Glossary term

raw materials supply chain

A CRMA boundary term for raw-materials value-chain activities up to the point where a raw material becomes an input for manufacturing intermediate or final products.

1 official sourceSingle-source term

What does raw materials supply chain mean?

Raw materials supply chain is a material-flow scope term within the raw materials value chain, not the same as the full product value chain. It should describe where a material comes from, how it moves through extraction, processing, recycling, trading, and use up to the point where it becomes an input for manufacturing.

Source context

This page is anchored in CRMA Article 2, point 25. The term stops at the point where a raw material is used as an input for manufacturing intermediate or final products, so it should be read as a CRMA raw-materials boundary rather than a generic end-to-end product value-chain definition.

Official definitions by source

EU Critical Raw Materials Act

Regulation (EU) 2024/1252 establishing a framework for ensuring a secure and sustainable supply of critical raw materials

all activities and processes of the raw materials value chain up to the point where a raw material is used as an input for the manufacturing of intermediate or final products

CRMA Article 2 source-specific definition layer.

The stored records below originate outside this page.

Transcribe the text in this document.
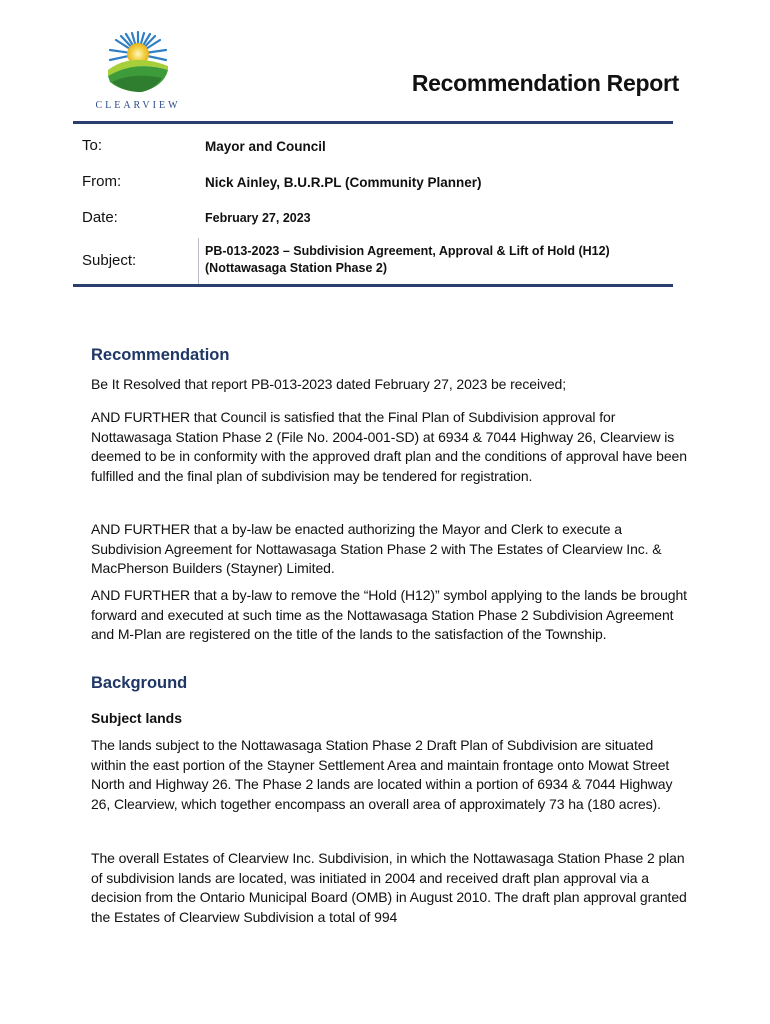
CLEARVIEW
Recommendation Report
To:	Mayor and Council
From:	Nick Ainley, B.U.R.PL (Community Planner)
Date:	February 27, 2023
Subject:
PB-013-2023 – Subdivision Agreement, Approval & Lift of Hold (H12)
(Nottawasaga Station Phase 2)
Recommendation

Be It Resolved that report PB-013-2023 dated February 27, 2023 be received;

AND FURTHER that Council is satisfied that the Final Plan of Subdivision approval for Nottawasaga Station Phase 2 (File No. 2004-001-SD) at 6934 & 7044 Highway 26, Clearview is deemed to be in conformity with the approved draft plan and the conditions of approval have been fulfilled and the final plan of subdivision may be tendered for registration.

AND FURTHER that a by-law be enacted authorizing the Mayor and Clerk to execute a Subdivision Agreement for Nottawasaga Station Phase 2 with The Estates of Clearview Inc. & MacPherson Builders (Stayner) Limited.

AND FURTHER that a by-law to remove the “Hold (H12)” symbol applying to the lands be brought forward and executed at such time as the Nottawasaga Station Phase 2 Subdivision Agreement and M-Plan are registered on the title of the lands to the satisfaction of the Township.

Background
Subject lands

The lands subject to the Nottawasaga Station Phase 2 Draft Plan of Subdivision are situated within the east portion of the Stayner Settlement Area and maintain frontage onto Mowat Street North and Highway 26. The Phase 2 lands are located within a portion of 6934 & 7044 Highway 26, Clearview, which together encompass an overall area of approximately 73 ha (180 acres).

The overall Estates of Clearview Inc. Subdivision, in which the Nottawasaga Station Phase 2 plan of subdivision lands are located, was initiated in 2004 and received draft plan approval via a decision from the Ontario Municipal Board (OMB) in August 2010. The draft plan approval granted the Estates of Clearview Subdivision a total of 994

Reference: Article 2, point 25

View official source

Definition status

Reviewed public draft page. Aligns with CRMA capacity/supply-chain policy: separates extraction, processing, recycling, demand baselines, material flows, exploration stages, and strategic-stock evidence.

Practical application

Implementation records should capture supplier identifier, material flow, processing stage, country link, facility or project link, material form, transfer event, operator role, risk flag, certification/evidence file, and downstream customer or use link.

Minespider commentary

Raw materials supply chain is the material-flow control for CRMA evidence. It should link material identity, actors, countries, facilities, stages, and evidence so supply-risk and resilience claims are built from traceable flows rather than supplier lists alone.

Common confusions

  • Treating a supply chain as a static supplier roster without material flows, stages, and country links.
  • Collapsing extraction, processing, recycling, and trading into one undifferentiated sourcing status.
  • Recording a country of origin without preserving facility, actor, stage, and evidence links.